What is rocSHMEM?#
The ROCm OpenSHMEM (rocSHMEM) is an intra-kernel networking library that provides GPU-centric networking through an OpenSHMEM-like interface. It simplifies application code complexity and enables finer communication and computation overlap than traditional host-driven networking. rocSHMEM uses a single symmetric heap allocated on GPU memories.
The rocSHMEM programming model#
Defining how OpenSHMEM applications interact with GPUs remains an ongoing active discussion within the OpenSHMEM community, and the OpenSHMEM specification has yet to coalesce on this topic. rocSHMEM extends beyond the OpenSHMEM specification to add semantics that support GPU kernel communication while maintaining close resemblance to the original OpenSHMEM specification semantics.

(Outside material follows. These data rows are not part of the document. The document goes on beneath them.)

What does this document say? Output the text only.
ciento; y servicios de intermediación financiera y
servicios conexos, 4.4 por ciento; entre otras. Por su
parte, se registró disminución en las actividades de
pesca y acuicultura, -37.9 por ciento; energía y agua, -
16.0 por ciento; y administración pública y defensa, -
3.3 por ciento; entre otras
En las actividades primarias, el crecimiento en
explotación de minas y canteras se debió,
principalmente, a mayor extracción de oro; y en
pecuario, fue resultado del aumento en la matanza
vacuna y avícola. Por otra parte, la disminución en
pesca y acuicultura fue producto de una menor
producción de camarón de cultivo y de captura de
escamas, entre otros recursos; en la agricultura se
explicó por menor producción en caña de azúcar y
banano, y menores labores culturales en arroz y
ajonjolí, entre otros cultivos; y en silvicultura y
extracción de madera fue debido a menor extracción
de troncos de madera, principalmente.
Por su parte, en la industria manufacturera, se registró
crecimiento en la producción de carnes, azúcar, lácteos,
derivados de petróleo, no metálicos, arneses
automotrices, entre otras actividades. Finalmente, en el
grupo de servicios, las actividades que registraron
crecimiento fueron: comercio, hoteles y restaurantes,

Applications using HIP can interface with rocSHMEM.
Using the HIP programming model,
rocSHMEM provides __host__
APIs for host code,
and __device__
APIs for GPU kernels.
Device APIs without special suffixes or infixes , for example, _wg
or _wave
,
must be called by a single thread.
GPU specific _wg
and _wave
APIs are designed to be called by multiple GPU threads
and will block until the calling scope completes.

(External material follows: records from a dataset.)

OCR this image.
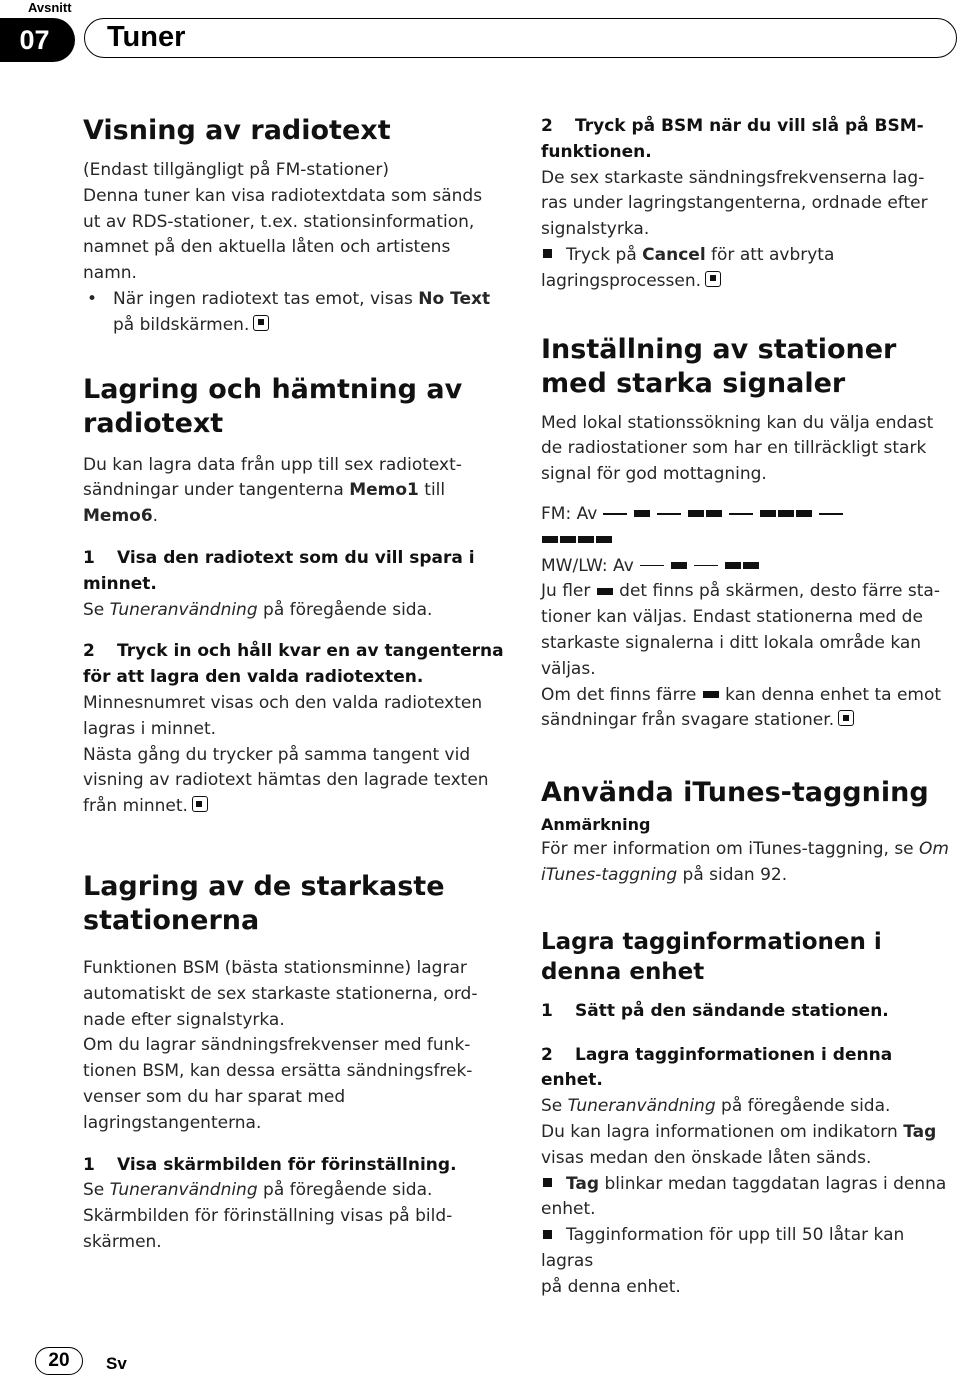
Avsnitt
07	Tuner
Visning av radiotext

(Endast tillgängligt på FM-stationer)

Denna tuner kan visa radiotextdata som sänds

ut av RDS-stationer, t.ex. stationsinformation,

namnet på den aktuella låten och artistens

namn.

• När ingen radiotext tas emot, visas No Text

på bildskärmen.

Lagring och hämtning av
radiotext

Du kan lagra data från upp till sex radiotext-

sändningar under tangenterna Memo1 till

Memo6.

1 Visa den radiotext som du vill spara i

minnet.

Se Tuneranvändning på föregående sida.

2 Tryck in och håll kvar en av tangenterna

för att lagra den valda radiotexten.

Minnesnumret visas och den valda radiotexten

lagras i minnet.

Nästa gång du trycker på samma tangent vid

visning av radiotext hämtas den lagrade texten

från minnet.

Lagring av de starkaste
stationerna

Funktionen BSM (bästa stationsminne) lagrar

automatiskt de sex starkaste stationerna, ord-

nade efter signalstyrka.

Om du lagrar sändningsfrekvenser med funk-

tionen BSM, kan dessa ersätta sändningsfrek-

venser som du har sparat med

lagringstangenterna.

1 Visa skärmbilden för förinställning.

Se Tuneranvändning på föregående sida.

Skärmbilden för förinställning visas på bild-

skärmen.

2 Tryck på BSM när du vill slå på BSM-

funktionen.

De sex starkaste sändningsfrekvenserna lag-

ras under lagringstangenterna, ordnade efter

signalstyrka.

Tryck på Cancel för att avbryta

lagringsprocessen.

Inställning av stationer
med starka signaler

Med lokal stationssökning kan du välja endast

de radiostationer som har en tillräckligt stark

signal för god mottagning.

FM: Av

MW/LW: Av

Ju fler det finns på skärmen, desto färre sta-

tioner kan väljas. Endast stationerna med de

starkaste signalerna i ditt lokala område kan

väljas.

Om det finns färre kan denna enhet ta emot

sändningar från svagare stationer.

Använda iTunes-taggning

Anmärkning

För mer information om iTunes-taggning, se Om

iTunes-taggning på sidan 92.

Lagra tagginformationen i
denna enhet

1 Sätt på den sändande stationen.

2 Lagra tagginformationen i denna

enhet.

Se Tuneranvändning på föregående sida.

Du kan lagra informationen om indikatorn Tag

visas medan den önskade låten sänds.

Tag blinkar medan taggdatan lagras i denna

enhet.

Tagginformation för upp till 50 låtar kan lagras

på denna enhet.

20	Sv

These APIs can be called in divergent code paths, but this is not recommended.
Wavefront APIs#
Wavefront APIs are those with the _wave
suffix.
The parameters in which these routines are called must be
the same for every thread in the wavefront.

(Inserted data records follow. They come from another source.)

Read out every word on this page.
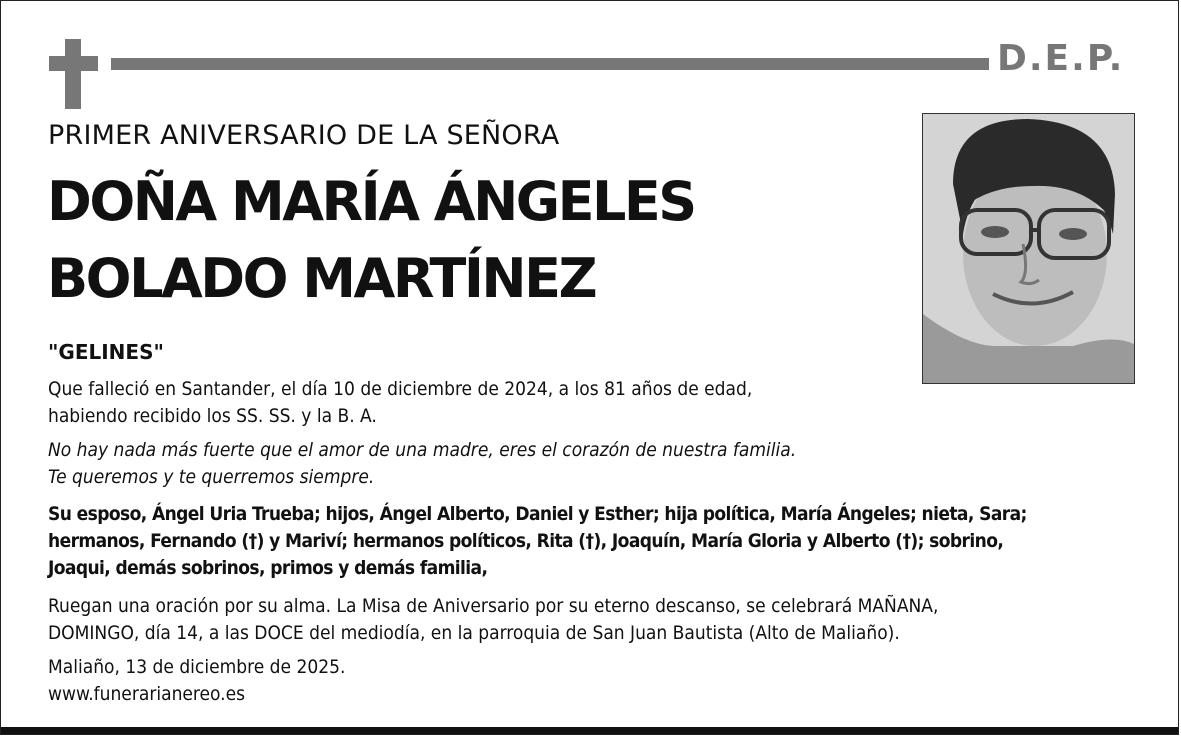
D.E.P.
PRIMER ANIVERSARIO DE LA SEÑORA
DOÑA MARÍA ÁNGELES
BOLADO MARTÍNEZ
"GELINES"
Que falleció en Santander, el día 10 de diciembre de 2024, a los 81 años de edad,
habiendo recibido los SS. SS. y la B. A.
No hay nada más fuerte que el amor de una madre, eres el corazón de nuestra familia.
Te queremos y te querremos siempre.
Su esposo, Ángel Uria Trueba; hijos, Ángel Alberto, Daniel y Esther; hija política, María Ángeles; nieta, Sara;
hermanos, Fernando (†) y Mariví; hermanos políticos, Rita (†), Joaquín, María Gloria y Alberto (†); sobrino,
Joaqui, demás sobrinos, primos y demás familia,
Ruegan una oración por su alma. La Misa de Aniversario por su eterno descanso, se celebrará MAÑANA,
DOMINGO, día 14, a las DOCE del mediodía, en la parroquia de San Juan Bautista (Alto de Maliaño).
Maliaño, 13 de diciembre de 2025.
www.funerarianereo.es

The behavior is undefined if any thread calls these routines with different parameters. These APIs will block until the calling wavefront is complete.
Workgroup APIs#
The workgroup APIs have the _wg
suffix or _wg_
infix.
The parameters in which these routines are called must be
the same for every thread in the workgroup.
The behavior is undefined if any thread calls these routines with different parameters. These APIs will block until the calling workgroup is complete.